I suffer from both so I know what it is like to be plagued both problems. They both revolve around an obsessions that leads to a compulsion. A person affected by OCD, for example, might obsess about their hands not being clean enough so they act on that obsessive thinking and wash their hands. This brings temporary relief and ease to the person. But, as always, the relief subsides and the anxiety creeps back making that person feel the need to act on the obsession again. This repeated obsessional thinking process is how a persons mind works when they suffer from OCD.
A person affected by a drug addiction will constantly obsess about their drug of choice which brings on the compulsion to use the drug. This brings relief and ease to the person much like the obsessive hand wash feels after he/she cleans their hands. They both have a brief feeling of 'wholeness' or a peace of mind that makes them feel that, for a moment, they have everything in their life under control. But just like the obsessive hand washer the drug addicts anxiety will slowly build back up and bring on the obsessional feelings of the 'need to act out' again to ease the mind. This obsessive and compulsive behavior will always repeat itself again and again.
Thoses who suffer from OCD knows that until their 'rituals' are completed then they will never feel at peace. Some people cannot do anything until their rituals are done first. They feel that their life is all scrambled up and that they have no control of it. What little control that they feel they have is through their rituals. For some its the only thing that brings some sanity in their lives.
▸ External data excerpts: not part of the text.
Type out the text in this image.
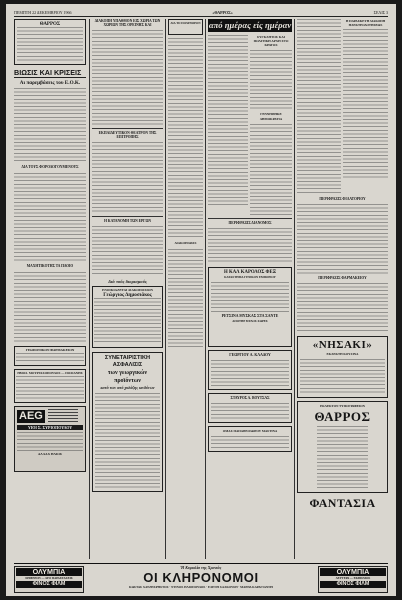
ΠΕΜΠΤΗ 22 ΔΕΚΕΜΒΡΙΟΥ 1966	«ΘΑΡΡΟΣ»	ΣΕΛΙΣ 3
ΘΑΡΡΟΣ
ΒΙΩΣΙΣ ΚΑΙ ΚΡΙΣΕΙΣ
Αι παρεμβάσεις του Ε.Ο.Κ.
ΔΙΑ ΤΟΥΣ ΦΟΡΟΛΟΓΟΥΜΕΝΟΥΣ
ΜΑΧΗΤΙΚΟΤΗΣ ΤΑ ΠΛΟΙΟ
ΓΕΩΠΟΝΙΚΟΝ ΦΑΡΜΑΚΕΙΟΝ
ΗΜΟΛ. ΜΟΥΡΓΑΣΟΠΟΥΛΟΣ — ΠΟΛΙΑΝΗΣ
AEG
ΥΙΟΙ Σ. ΣΥΡΙΟΠΟΥΛΟΥ
ΑΛΛΑΧ ΗΛΙΟΣ
ΔΙΑΚΟΠΗ ΥΠΑΘΜΟΝ ΕΙΣ ΧΩΡΙΑ ΤΩΝ ΧΩΡΙΩΝ ΤΗΣ ΟΡΕΙΝΗΣ ΚΑΙ
ΕΚΠΑΙΔΕΥΤΙΚΟΝ ΘΕΑΤΡΟΝ ΤΗΣ ΕΠΙΤΡΟΠΗΣ
Η ΚΑΤΑΝΟΜΗ ΤΩΝ ΕΡΓΩΝ
Διά τούς διορισμούς
ΕΝΟΙΚΙΑΖΕΤΑΙ ΔΙΑΚΟΠΟΣΙΟΝ
Γεώργιος Δημοσιάκος
ΣΥΝΕΤΑΙΡΙΣΤΙΚΗ ΑΣΦΑΛΙΣΙΣ
των γεωργικών προϊόντων
κατά των από χαλάζης κινδύνων
ΔΙΑ ΤΟ ΠΟΛΥΘΟΡΟΝ
ΔΙΑΚΟΙΝΩΣΙΣ
από ηµέρας είς ηµέραν
ΣΥΓΚΛΗΤΟΣ ΚΑΙ ΠΟΛΙΤΙΚΗ ΑΡΧΗ ΣΤΟ ΚΡΑΤΟΣ
ΓΕΝΝΗΘΗΚΕ ΔΗΜΟΚΡΑΤΙΑ
ΠΕΡΙΦΡΑΞΙΣ ΔΙΑΝΟΜΟΣ
Η ΚΑΛ ΚΑΡΟΛΟΣ ΦΕΞ
ΚΑΤΑΣΤΗΜΑ ΓΕΝΙΚΟΝ ΕΜΠΟΡΙΟΥ
ΡΕΤΣΙΝΑ ΜΥΣΚΑΣ ΣΤΑ ΣΑΝΤΕ
ΑΠΟΤΗΡ ΜΥΛΟΣ ΧΩΡΕΣ
ΓΕΩΡΓΙΟΥ Α. ΚΛΑΔΟΥ
ΣΤΑΥΡΟΣ Α. ΒΟΥΤΣΑΣ
ΟΜΑΣ ΠΑΠΑΘΕΟΔΩΡΟΥ ΜΑΣΤΙΝΑ
Η ΠΑΡΑΣΚΕΥΗ ΔΙΑΚΟΠΗ ΗΛΕΚΤΡΟΔΟΤΗΣΕΩΣ
ΠΕΡΙΦΡΑΞΙΣ ΦΙΛΑΤΟΡΙΟΥ
ΠΕΡΙΦΡΑΞΙΣ ΦΑΡΜΑΚΕΙΟΥ
«ΝΗΣΑΚΙ»
ΕΚΛΕΚΤΗ ΚΟΥΖΙΝΑ
ΕΚΛΕΚΤΟΝ ΤΥΠΟΓΡΑΦΕΙΟΝ
ΘΑΡΡΟΣ
ΦΑΝΤΑΣΙΑ
ΟΛΥΜΠΙΑ
ΣΗΜΕΡΟΝ — ΔΥΟ ΠΑΡΑΣΤΑΣΕΙΣ
ΦΙΝΟΣ ΦΙΛΜ
Ή Κυριολία της Χρονιάς
ΟΙ ΚΛΗΡΟΝΟΜΟΙ
ΚΩΣΤΑΣ ΧΑΤΖΗΧΡΗΣΤΟΣ · ΝΤΙΝΟΣ ΗΛΙΟΠΟΥΛΟΣ · ΕΛΕΝΗ ΧΑΛΚΟΥΣΗ · ΜΑΡΘΑ ΚΑΡΑΓΙΑΝΝΗ
ΟΛΥΜΠΙΑ
ΔΕΥΤΕΡΑ — ΕΚΒΙΣΜΟΣ
ΦΙΝΟΣ ΦΙΛΜ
For drug addicts their sanity comes from using their drug of choice. Without their drug they feel that everything is unmanageable, out of control. Using their drug brings a feeling of control and peace.
OCD, gambling, drug addiction, food addiction, etc., etc. all bring on two different feeling in a person: a feeling of relief and a feeling of control.
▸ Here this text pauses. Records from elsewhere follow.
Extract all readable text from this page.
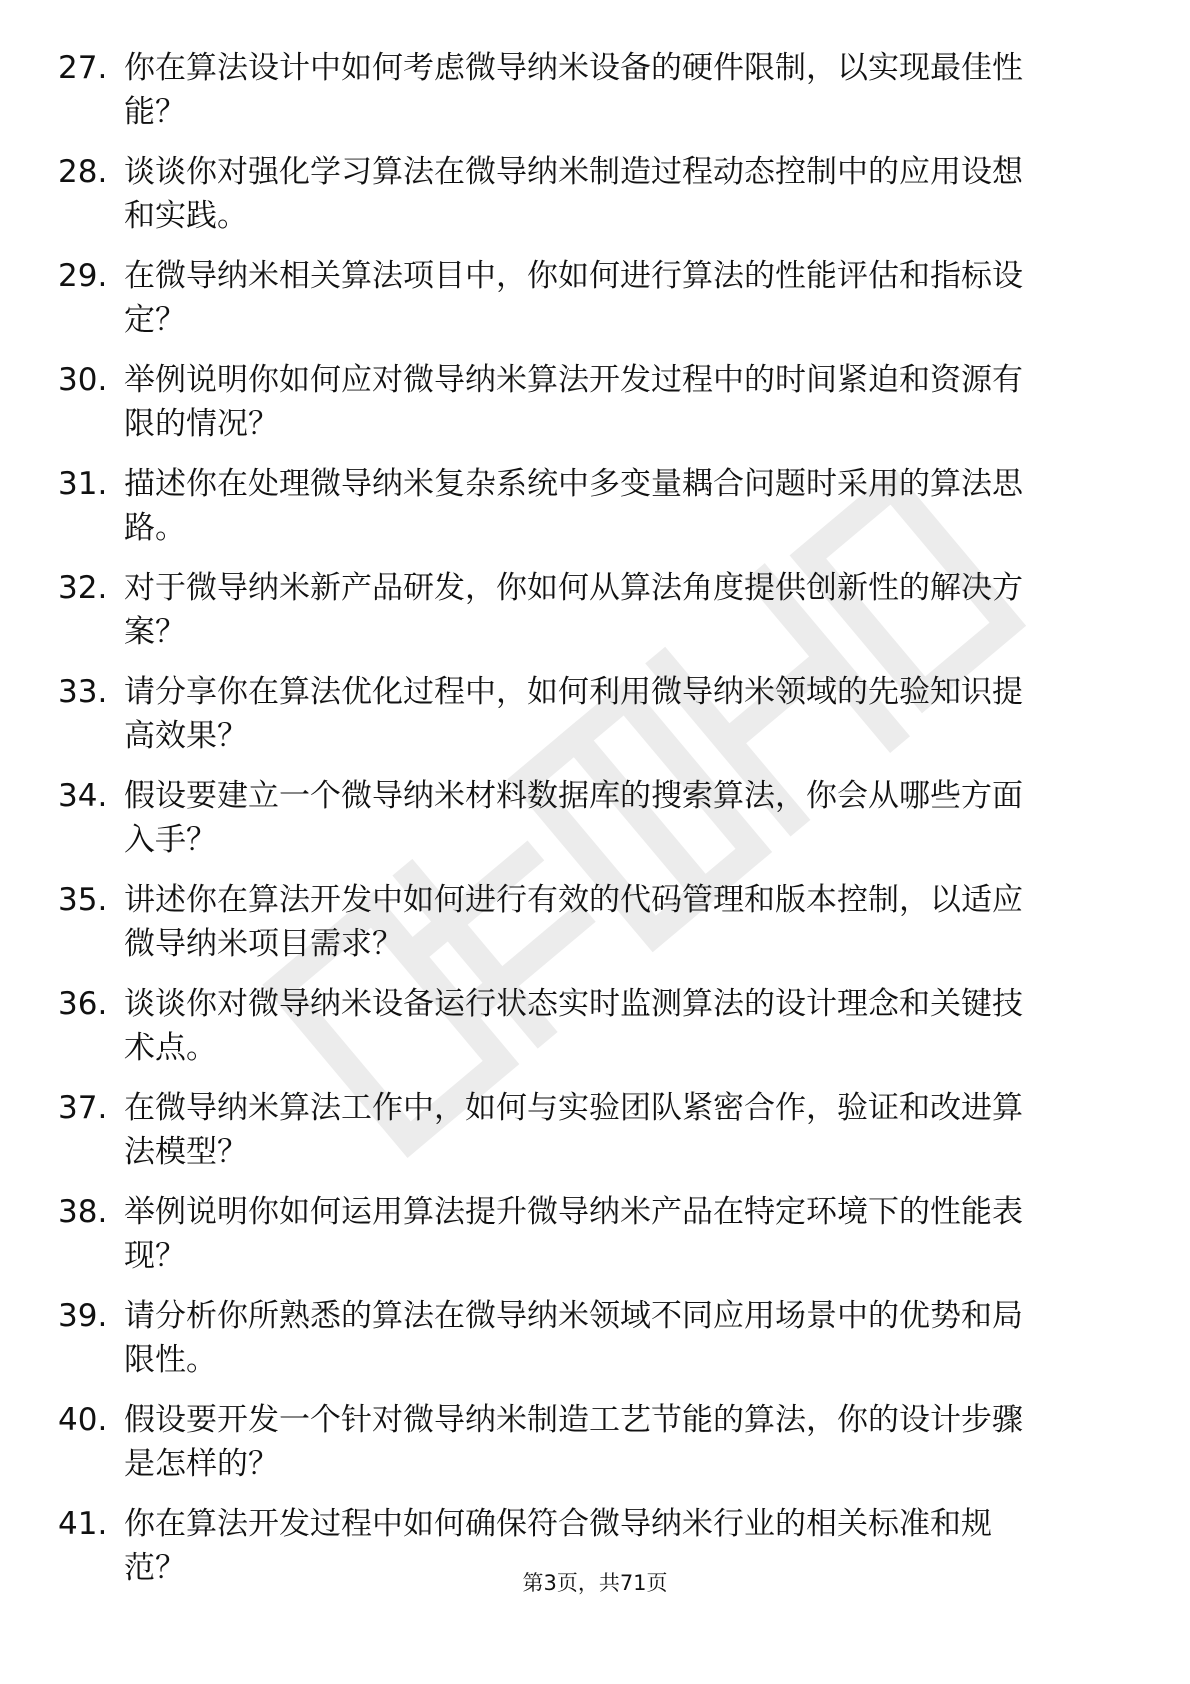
27. 你在算法设计中如何考虑微导纳米设备的硬件限制，以实现最佳性能？
28. 谈谈你对强化学习算法在微导纳米制造过程动态控制中的应用设想和实践。
29. 在微导纳米相关算法项目中，你如何进行算法的性能评估和指标设定？
30. 举例说明你如何应对微导纳米算法开发过程中的时间紧迫和资源有限的情况？
31. 描述你在处理微导纳米复杂系统中多变量耦合问题时采用的算法思路。
32. 对于微导纳米新产品研发，你如何从算法角度提供创新性的解决方案？
33. 请分享你在算法优化过程中，如何利用微导纳米领域的先验知识提高效果？
34. 假设要建立一个微导纳米材料数据库的搜索算法，你会从哪些方面入手？
35. 讲述你在算法开发中如何进行有效的代码管理和版本控制，以适应微导纳米项目需求？
36. 谈谈你对微导纳米设备运行状态实时监测算法的设计理念和关键技术点。
37. 在微导纳米算法工作中，如何与实验团队紧密合作，验证和改进算法模型？
38. 举例说明你如何运用算法提升微导纳米产品在特定环境下的性能表现？
39. 请分析你所熟悉的算法在微导纳米领域不同应用场景中的优势和局限性。
40. 假设要开发一个针对微导纳米制造工艺节能的算法，你的设计步骤是怎样的？
41. 你在算法开发过程中如何确保符合微导纳米行业的相关标准和规范？	第3页，共71页
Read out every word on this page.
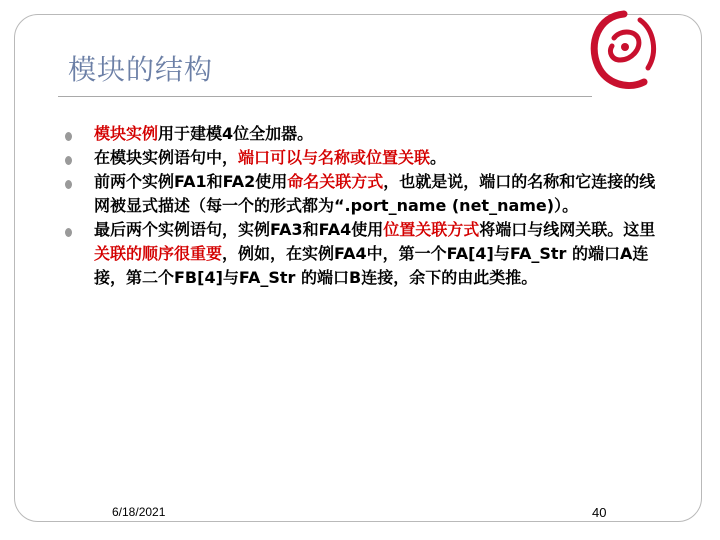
模块的结构
模块实例用于建模4位全加器。
在模块实例语句中，端口可以与名称或位置关联。
前两个实例FA1和FA2使用命名关联方式，也就是说，端口的名称和它连接的线网被显式描述（每一个的形式都为“.port_name (net_name)）。
最后两个实例语句，实例FA3和FA4使用位置关联方式将端口与线网关联。这里关联的顺序很重要，例如，在实例FA4中，第一个FA[4]与FA_Str 的端口A连接，第二个FB[4]与FA_Str 的端口B连接，余下的由此类推。
6/18/2021	40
I could go on and on about how the two are just the same but I would like to hear from some others about how they see OCD and addiction. Especially thoses who disagree with my view.
I read about this before and doctors seperated 'normal' ocd from addictions in that addictions brings the person some sort of pleasure whereas the ocd does not. I think food/drug addicts, gamblers, etc may feel guilty when they're giving in to their obsession but as they're carrying it out, there's an element of pleasure. Surely someone who is stuck in the bathroom washing their hands 100's of times is not feeling the same.
In order to be addicted to something or to have an impending need to wash your hands over and over there must have been at some point in time when a pleasurable feeling was felt from the act. Perhaps this feeling is felt only in the subconscious mind. Sometimes I do things that I do not understand. For example, I pick at tiny bumps on my skin that no one else would see. I sometime pick until I create a big sore and for the life of me I cannot figure out why in the hell I still do it. I sometime hate myself when I pick but something always brings me back to the mirror to check for more bumps. I tend to think that in my subconscious mind I get some kind of sick pleasure. That maybe a long, long time ago I maybe pick at a pimple and something registered in my subconscious mind. Who knows.
As for my OCD, I am a clean freak so I feel like I must keep my personal belonging clean and neat. And yes I do get a big relief, or some pleasure when my 'rituals' are completed.
As for feeling pleasure when taking drugs or when gambling, I can almost say that I get very little pleasure out of them anymore. I take drugs to feels normal and to cope, not for strictly pleasure.